Пишите письма - Наталья Галкина
Шрифт:
Интервал:
Закладка:
Он не был похож на чабана, на чьей кобылке я каталась под енисейскими облаками. «Абалаков, Абалаков, тебе письмо!» — кричал примчавший из села почту шофер, и я ждала, что сейчас выйдет из-за горы альпинист моих сновидений; но вышел битый жизнью слепой на один глаз («в левом глазу темна вода разлилась») человек лет пятидесяти с лишним, ведя под уздцы рыжую худую лошадь. «Ну, пляши, Халда, пляши! — сказал он ей. — Нам весточку притаранили незнамо откелева. Может, с того света от сродного брата? Мы с ним в младые лета на вольных хребтах орехи делали». Конверт сунул он в карман надетого на застиранную майку расстегнутого жеваного пиджака.
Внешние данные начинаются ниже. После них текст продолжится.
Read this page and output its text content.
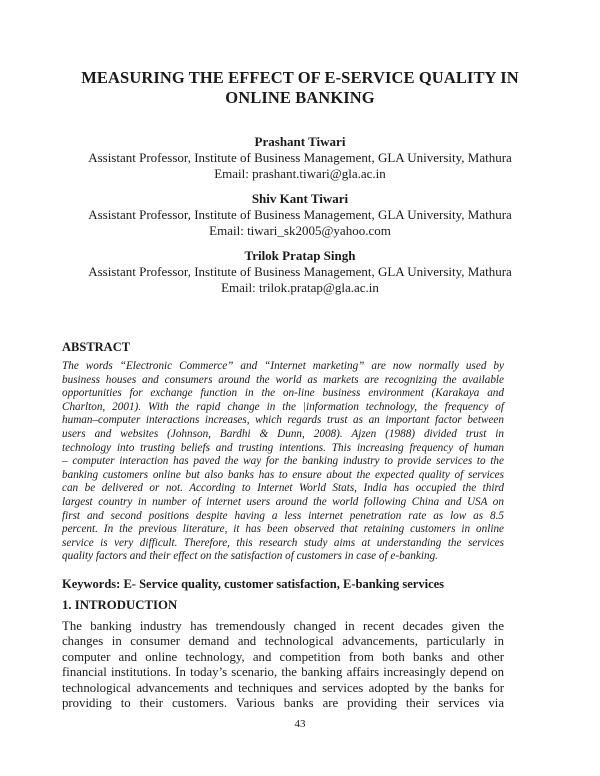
MEASURING THE EFFECT OF E-SERVICE QUALITY IN
ONLINE BANKING
Prashant Tiwari
Assistant Professor, Institute of Business Management, GLA University, Mathura
Email: prashant.tiwari@gla.ac.in
Shiv Kant Tiwari
Assistant Professor, Institute of Business Management, GLA University, Mathura
Email: tiwari_sk2005@yahoo.com
Trilok Pratap Singh
Assistant Professor, Institute of Business Management, GLA University, Mathura
Email: trilok.pratap@gla.ac.in
ABSTRACT
The words “Electronic Commerce” and “Internet marketing” are now normally used by
business houses and consumers around the world as markets are recognizing the available
opportunities for exchange function in the on-line business environment (Karakaya and
Charlton, 2001). With the rapid change in the |information technology, the frequency of
human–computer interactions increases, which regards trust as an important factor between
users and websites (Johnson, Bardhi & Dunn, 2008). Ajzen (1988) divided trust in
technology into trusting beliefs and trusting intentions. This increasing frequency of human
– computer interaction has paved the way for the banking industry to provide services to the
banking customers online but also banks has to ensure about the expected quality of services
can be delivered or not. According to Internet World Stats, India has occupied the third
largest country in number of internet users around the world following China and USA on
first and second positions despite having a less internet penetration rate as low as 8.5
percent. In the previous literature, it has been observed that retaining customers in online
service is very difficult. Therefore, this research study aims at understanding the services
quality factors and their effect on the satisfaction of customers in case of e-banking.
Keywords: E- Service quality, customer satisfaction, E-banking services
1. INTRODUCTION
The banking industry has tremendously changed in recent decades given the
changes in consumer demand and technological advancements, particularly in
computer and online technology, and competition from both banks and other
financial institutions. In today’s scenario, the banking affairs increasingly depend on
technological advancements and techniques and services adopted by the banks for
providing to their customers. Various banks are providing their services via
43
На шее у него болтался сверкающий военно-полевой бинокль.
— Какая у вас лошадь рыжая! — сказала я. — Симпатичная. Только худая.
— Чего это худая? С какого перепугу? Вот в апреле — мае — да! Каждый год картовной ботвой отпаиваю тебя, Халда, когда тебя весна берет. Вот тебя, девка, видать, тоже весна берет, ты рыжая да тошшая, кто б тебя к картовной ботве приохотил, за милую малину бы ела, в тело бы вошла.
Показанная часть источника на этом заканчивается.